Approximation of Gaussian Curvature

The sizing of the bottom topography is done using the Gaussian curvature of the surface using the GaussianCurvature class.

From wikipedia, the Gaussian curvature for a surface \(f(x,y) - z = F(x,y,z) = 0\) is

\[ \begin{equation} K=-\frac{1}{|\nabla F|^4} \left|\begin{array}{cc}H(F) & \nabla F^T \\\nabla F & 0\end{array}\right|=-\frac{1}{|\nabla F|^4}\left|\begin{array}{cccc}F_{xx} & F_{xy} & F_{xz} & F_x \\F_{xy} & F_{yy} & F_{yz} & F_y \\F_{xz} & F_{yz} & F_{zz} & F_z \\F_x & F_y & F_z & 0\end{array}\right| \end{equation} \]

where \(H\) is the Hessian matrix.

Filling in the derivatives,

\[ \begin{equation} K=-\frac{1}{|\nabla F|^4}\left|\begin{array}{cccc}f_{xx} & f_{xy} & 0 & f_x \\f_{xy} & f_{yy} & 0 & f_y \\0 & 0 & 0 & -1 \\f_x & f_y & -1 & 0\end{array}\right| \end{equation} \]

where \(|\nabla F|^4 = (f_x^2 + f_y^2 + 1)^2\).

Then

\[ \begin{equation}\begin{split} -{|\nabla F|^4}K &= \left|\begin{array}{cccc}f_{xx} & f_{xy} & 0 & f_x \\f_{xy} & f_{yy} & 0 & f_y \\0 & 0 & 0 & -1 \\f_x & f_y & -1 & 0\end{array}\right| \\[0.2cm] &= f_{xx}\left|\begin{array}{ccc}f_{yy} & 0 & f_y \\0 & 0 & -1 \\f_y & -1 & 0\end{array}\right| - f_{xy}\left|\begin{array}{ccc}f_{xy} & 0 & f_y \\0 & 0 & -1 \\f_x & -1 & 0\end{array}\right| -f_x\left|\begin{array}{ccc}f_{xy} & f_{yy} & 0 \\0 & 0 & 0 \\f_x & f_y & -1\end{array}\right| \\[0.2cm] &= f_{xx}f_{yy}-f^2_{xy} \end{split} \end{equation} \]

So, finally,

\[ \begin{equation} K = \frac{f_{xx}f_{yy}-f^2_{xy}}{ (f_x^2 + f_y^2 + 1)^2} \end{equation} \]

Example: For a sphere, \(z = \sqrt{1 - (x^2+y^2)}= f(x,y)\), \(K=1\).

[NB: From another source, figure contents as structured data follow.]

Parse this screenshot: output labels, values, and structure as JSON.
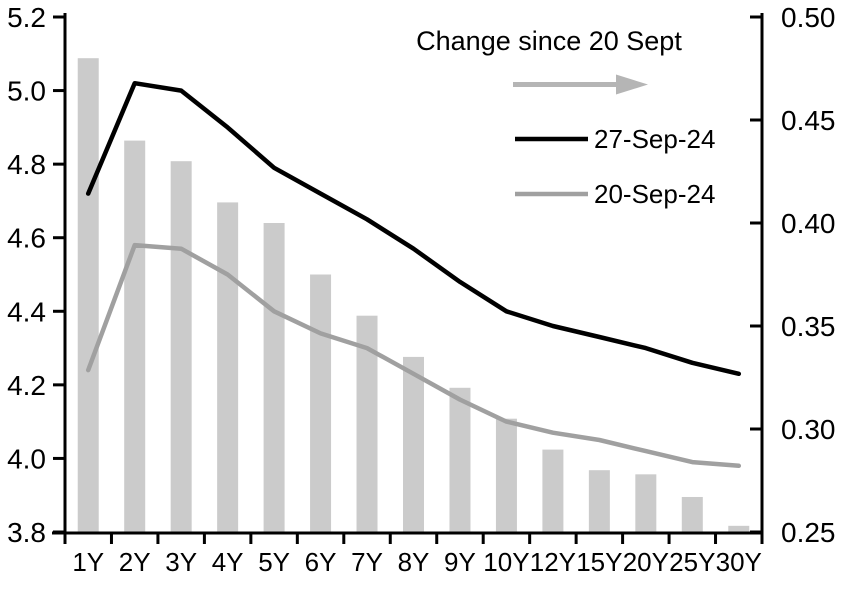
{
  "chart_data": {
    "type": "bar",
    "subtype": "dual-axis bar + two lines",
    "title": "",
    "categories": [
      "1Y",
      "2Y",
      "3Y",
      "4Y",
      "5Y",
      "6Y",
      "7Y",
      "8Y",
      "9Y",
      "10Y",
      "12Y",
      "15Y",
      "20Y",
      "25Y",
      "30Y"
    ],
    "left_axis": {
      "min": 3.8,
      "max": 5.2,
      "tick_values": [
        5.2,
        5.0,
        4.8,
        4.6,
        4.4,
        4.2,
        4.0,
        3.8
      ],
      "tick_labels": [
        "5.2",
        "5.0",
        "4.8",
        "4.6",
        "4.4",
        "4.2",
        "4.0",
        "3.8"
      ]
    },
    "right_axis": {
      "min": 0.25,
      "max": 0.5,
      "tick_values": [
        0.5,
        0.45,
        0.4,
        0.35,
        0.3,
        0.25
      ],
      "tick_labels": [
        "0.50",
        "0.45",
        "0.40",
        "0.35",
        "0.30",
        "0.25"
      ]
    },
    "series": [
      {
        "name": "27-Sep-24",
        "type": "line",
        "axis": "left",
        "color": "#000000",
        "values": [
          4.72,
          5.02,
          5.0,
          4.9,
          4.79,
          4.72,
          4.65,
          4.57,
          4.48,
          4.4,
          4.36,
          4.33,
          4.3,
          4.26,
          4.23
        ]
      },
      {
        "name": "20-Sep-24",
        "type": "line",
        "axis": "left",
        "color": "#a0a0a0",
        "values": [
          4.24,
          4.58,
          4.57,
          4.5,
          4.4,
          4.34,
          4.3,
          4.23,
          4.16,
          4.1,
          4.07,
          4.05,
          4.02,
          3.99,
          3.98
        ]
      },
      {
        "name": "Change since 20 Sept",
        "type": "bar",
        "axis": "right",
        "color": "#cbcbcb",
        "values": [
          0.48,
          0.44,
          0.43,
          0.41,
          0.4,
          0.375,
          0.355,
          0.335,
          0.32,
          0.305,
          0.29,
          0.28,
          0.278,
          0.267,
          0.253
        ]
      }
    ],
    "legend": {
      "title": "Change since 20 Sept",
      "arrow_color": "#b5b5b5",
      "position": "top-right",
      "grid": "off"
    }
  }
}
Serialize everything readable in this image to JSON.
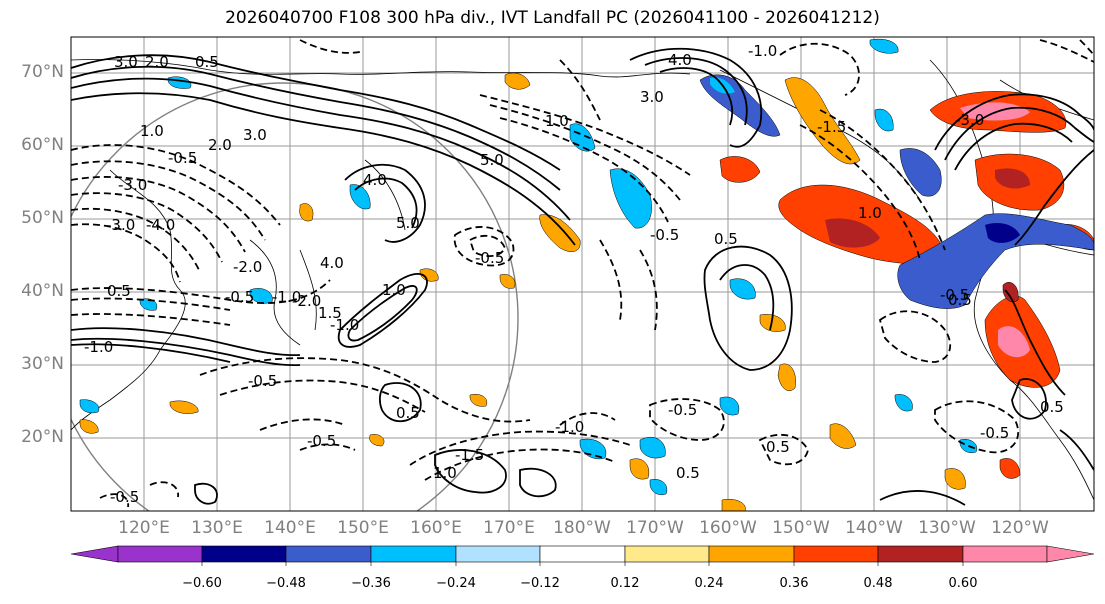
{
  "title": "2026040700 F108 300 hPa div., IVT Landfall PC (2026041100 - 2026041212)",
  "lat_labels": [
    "70°N",
    "60°N",
    "50°N",
    "40°N",
    "30°N",
    "20°N"
  ],
  "lon_labels": [
    "120°E",
    "130°E",
    "140°E",
    "150°E",
    "160°E",
    "170°E",
    "180°W",
    "170°W",
    "160°W",
    "150°W",
    "140°W",
    "130°W",
    "120°W"
  ],
  "colorbar": {
    "colors": [
      "#9933cc",
      "#00008b",
      "#3a5ccc",
      "#00bfff",
      "#b0e2ff",
      "#ffffff",
      "#ffe98a",
      "#ffa500",
      "#ff4000",
      "#b22222",
      "#ff88aa"
    ],
    "ticks": [
      "−0.60",
      "−0.48",
      "−0.36",
      "−0.24",
      "−0.12",
      "0.12",
      "0.24",
      "0.36",
      "0.48",
      "0.60"
    ]
  },
  "contour_labels": [
    "3.0",
    "2.0",
    "0.5",
    "1.0",
    "2.0",
    "3.0",
    "4.0",
    "5.0",
    "-3.0",
    "-0.5",
    "-4.0",
    "-3.0",
    "-2.0",
    "-1.0",
    "0.5",
    "-0.5",
    "-1.0",
    "-0.5",
    "4.0",
    "-2.0",
    "1.0",
    "1.5",
    "-1.0",
    "-1.5",
    "0.5",
    "-0.5",
    "-0.5",
    "3.0",
    "5.0",
    "1.0",
    "-0.5",
    "0.5",
    "-0.5",
    "-1.5",
    "-3.0",
    "4.0",
    "1.0",
    "0.5",
    "-0.5",
    "-0.5",
    "0.5",
    "0.5",
    "-1.0",
    "1.0",
    "-1.0",
    "0.5",
    "-0.5"
  ]
}
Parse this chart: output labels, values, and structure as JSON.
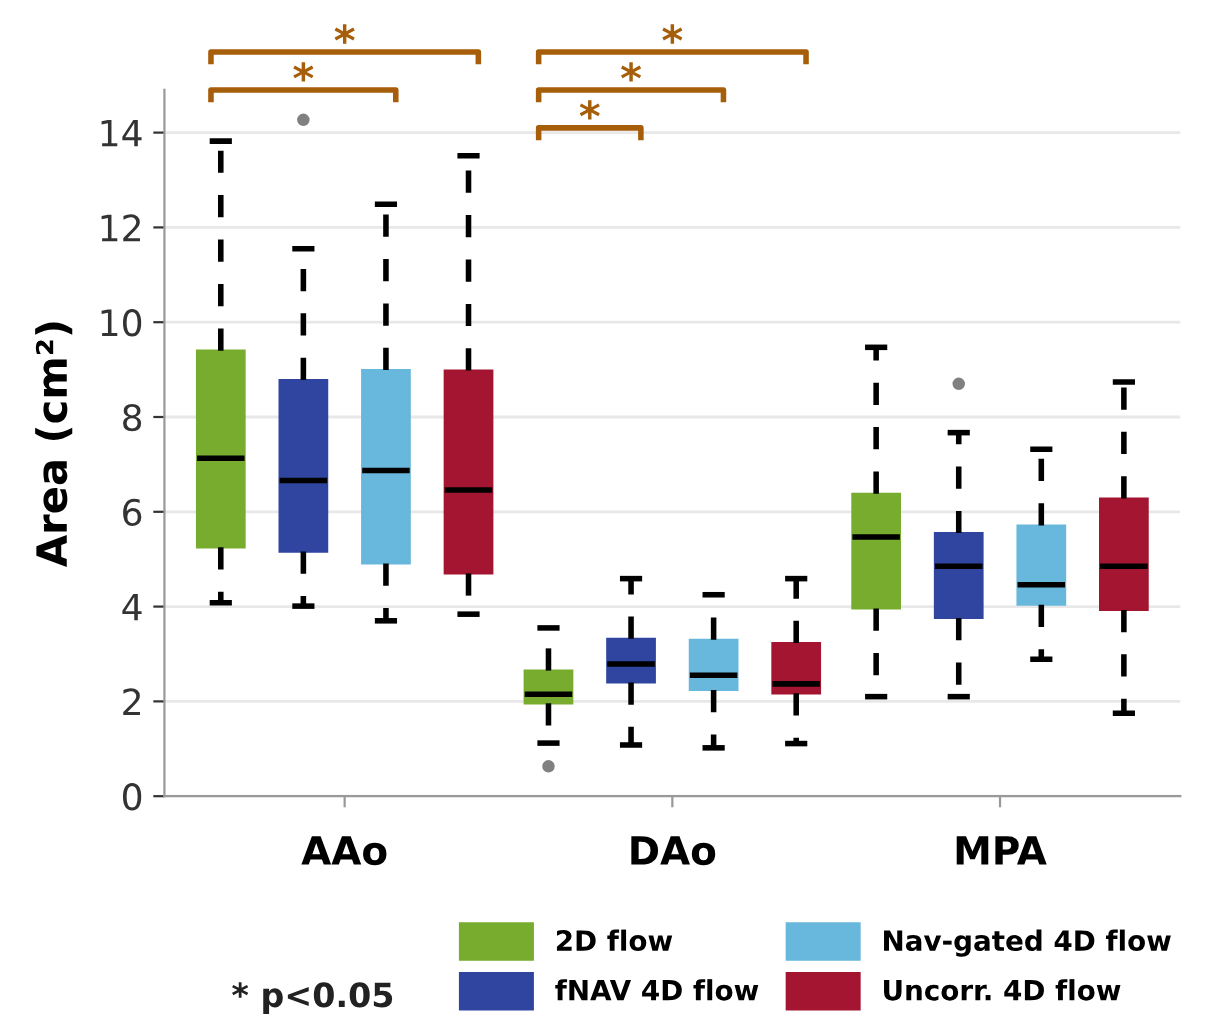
{
  "chart_data": {
    "type": "box",
    "ylabel": "Area (cm²)",
    "categories": [
      "AAo",
      "DAo",
      "MPA"
    ],
    "ylim": [
      0,
      14.9
    ],
    "yticks": [
      0,
      2,
      4,
      6,
      8,
      10,
      12,
      14
    ],
    "grid": "y",
    "legend": "bottom",
    "series": [
      {
        "name": "2D flow",
        "color": "#78ac2e",
        "boxes": [
          {
            "low": 4.08,
            "q1": 5.25,
            "median": 7.13,
            "q3": 9.4,
            "high": 13.82
          },
          {
            "low": 1.12,
            "q1": 1.96,
            "median": 2.15,
            "q3": 2.65,
            "high": 3.55,
            "outliers": [
              0.63
            ]
          },
          {
            "low": 2.1,
            "q1": 3.96,
            "median": 5.47,
            "q3": 6.38,
            "high": 9.47
          }
        ]
      },
      {
        "name": "fNAV 4D flow",
        "color": "#2f45a0",
        "boxes": [
          {
            "low": 4.01,
            "q1": 5.16,
            "median": 6.66,
            "q3": 8.78,
            "high": 11.55,
            "outliers": [
              14.27
            ]
          },
          {
            "low": 1.08,
            "q1": 2.4,
            "median": 2.79,
            "q3": 3.32,
            "high": 4.59
          },
          {
            "low": 2.1,
            "q1": 3.76,
            "median": 4.85,
            "q3": 5.55,
            "high": 7.67,
            "outliers": [
              8.7
            ]
          }
        ]
      },
      {
        "name": "Nav-gated 4D flow",
        "color": "#68b7dc",
        "boxes": [
          {
            "low": 3.7,
            "q1": 4.91,
            "median": 6.87,
            "q3": 8.99,
            "high": 12.49
          },
          {
            "low": 1.02,
            "q1": 2.24,
            "median": 2.55,
            "q3": 3.3,
            "high": 4.25
          },
          {
            "low": 2.89,
            "q1": 4.04,
            "median": 4.46,
            "q3": 5.71,
            "high": 7.32
          }
        ]
      },
      {
        "name": "Uncorr. 4D flow",
        "color": "#a31531",
        "boxes": [
          {
            "low": 3.84,
            "q1": 4.7,
            "median": 6.46,
            "q3": 8.98,
            "high": 13.51
          },
          {
            "low": 1.11,
            "q1": 2.17,
            "median": 2.37,
            "q3": 3.23,
            "high": 4.59
          },
          {
            "low": 1.75,
            "q1": 3.93,
            "median": 4.85,
            "q3": 6.28,
            "high": 8.74
          }
        ]
      }
    ],
    "annotations": [
      "*",
      "*",
      "*",
      "*",
      "*",
      "* p<0.05"
    ]
  }
}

To approximate \(K\), we compute a centered finite difference approximation to the first derivatives

\[ \begin{equation} \begin{gathered} f_x\approx \frac{f(x+h,y) - f(x-h,y)}{2h}\\[0.2cm] f_y\approx \frac{f(x,y+h) - f(x,y-h)}{2h}\\ \end{gathered} \end{equation} \]

and similarly for the second derivatives,

\[ \begin{equation} \begin{gathered} f_{xx} \approx \frac{f(x+h,y) -2f(x,y) + f(x-h,y)}{h^2}\\[0.2cm] f_{yy} \approx \frac{f(x,y+h) -2f(x,y) + f(x,y+h)}{h^2}\\[0.2cm] f_{xy} = f_{yx}\approx \frac{f(x+h,y+h) - f(x-h,y+h)- f(x+h,y-h) + f(x-h,y-h)}{4\Delta x\Delta y} \end{gathered} \end{equation} \]

The step size is taken to be \(h = 10^{-4}\).